Broad blame for virus test scarcity
Biden and Trump flubs, broken care system cited
More people than ever are getting tested for the coronavirus as its highly contagious omicron variant shatters records with about a half million new cases every day.
But the fast-moving variant has exposed the nation’s testing capacity as insufficient, a situation exacerbated by the holidays as companies test returning employees and schools and universities screen students and staff. Confronted with empty store shelves or lengthy lines at testing sites nearly two years into the COVID-19 pandemic, frustrated consumers, doctors and public health workers wonder who’s at fault.
Medical experts point to missteps by both Biden and Trump administrations, a fragmented health care system and low vaccination rates.

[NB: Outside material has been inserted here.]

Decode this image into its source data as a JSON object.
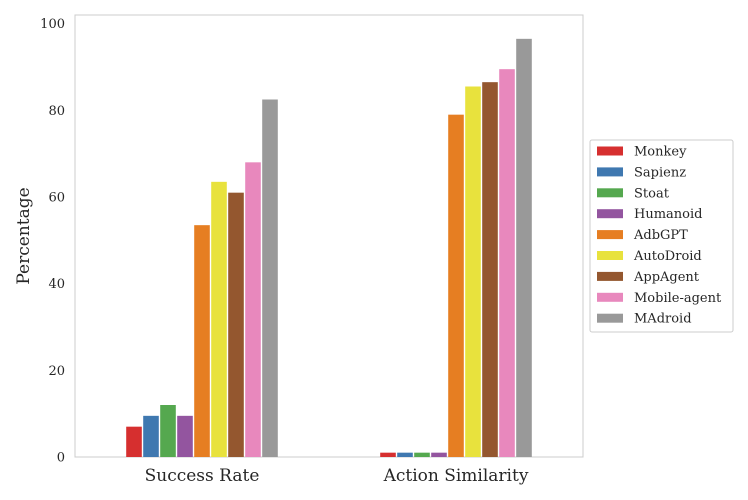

An average of more than 2 million Americans got tested each day for the coronavirus over the past week, according to Johns Hopkins University’s testing tracker that compiles data reported by federal, state and local governments. The tracker does not include results from many home tests.
Biden administration officials warned the omicron wave could severely test hospitals and push demand for daily tests up to 3 million to 5 million over the coming weeks.
The share of positive tests reached a pandemic record of 25% over the past week. The World Health Organization considers that anything over 5% indicates that not enough tests are being done, leaving too many asymptomatic people to unknowingly spread the virus.
A year ago, President Joe Biden touted plans to expand testing while executing an unprecedented vaccine rollout. Tens of millions of Americans got vaccinated and cases declined last spring, prompting testmakers to scale back production.
Biden’s latest testing fix includes a plan to offer 500 million free home testing kits, which would be mailed to the homes of those who want them. Manufacturers restarted closed factories to meet the nation’s persistent demand.
“We can’t be complacent,” said Mara Aspinall, an Arizona State University professor who runs the Rockefeller Foundation’s national testing action program. “What we’ve learned is our optimism got ahead of reality, and we can’t let that happen again.”
Doctors said the nation must continue to promote vaccines that protect people from serious illness and keep them out of hospitals.
Biden took office last Jan. 20 promising that his administration would improve testing for the virus and get the deadly pandemic under control.
While campaigning, he excoriated the Trump administration for its handling of the health crisis, arguing that the failure to make testing widely available allowed the virus to spiral out of control.
A year later, Biden conceded his administration was caught off guard by the omicron surge and should have done more. “It’s clearly not enough,” Biden told the nation’s governors Dec. 27 during a virtual meeting when discussing the distribution of at-home tests. “If we had known, we would have gone harder, quicker if we could have.”
Public health officials said the planned distribution of a half billion home tests has come too late.
“It would have been much better if we had had a couple hundred million accurate, proven tests available way before now,” said Irwin Redlener, a pediatrician and founder of the National Center for Disaster Preparedness at Columbia University in New York.
The White House insisted that tests have become more widely available in the past year and that the lines at testing centers have been caused by a surge of people seeking tests amid the rise of the omicron variant.
Under the Trump administration, the initial test kits the Centers for Disease Control and Prevention sent to state public health labs were contaminated and contained a design flaw, delaying efforts to track the virus during the critical early weeks of the pandemic.
Congress authorized billions of dollars to bolster testing, including reimbursing private labs to provide widespread testing that public health labs could not complete on their own. In the summer of 2020, as the virus swept through the Sun Belt during a second wave, overwhelmed labs took a week or longer to process tests. The delayed results were of little use to track and trace the virus.
The rapid antigen testing market emerged, first with small testing machines used in doctor’s offices and urgent care centers, then in disposable, portable testing strips that could be used at home. They were a quick, easy and inexpensive way to track the virus.
The Trump administration purchased the first 150 million BinaxNow antigen tests made by Abbott Laboratories and purchased tests made by Quidel and Becton, Dickinson.
“We basically bought everything, and the industry knew as much as they could make, we would buy,” said Brett Giroir, a pediatrician who served as assistant secretary of health overseeing the Trump administration’s testing efforts.
The Food and Drug Administration granted emergency use authorization last March for the Abbott and Quidel home tests. The home tests don’t need a prescription and are sold directly to consumers through retailers such as Walmart, Amazon, CVS and Walgreens.
The home test supply crunch came after Abbott Laboratories and Quidel cut production in the spring when testing demand dropped. As the delta variant drove a surge in testing over the summer and fall, the companies had to again hire factory workers and restart production. Because the two largest testmakers slowed production, the kits have been hard to find for consumers, “and we’re just playing catch-up right now,” Giroir said.
Major manufacturers crank out millions of tests every day. One dozen companies have received FDA emergency use authorization to market home antigen tests. That includes large manufacturers Roche and Siemens, which are new entrants to the U.S. home coronavirus testing market but supply tests overseas.
Abbott said it has opened new U.S. factories, hired thousands of workers and invested in automation to ramp up production.
Aspinall projected home test capacity will soar to at least 500 million each month by March.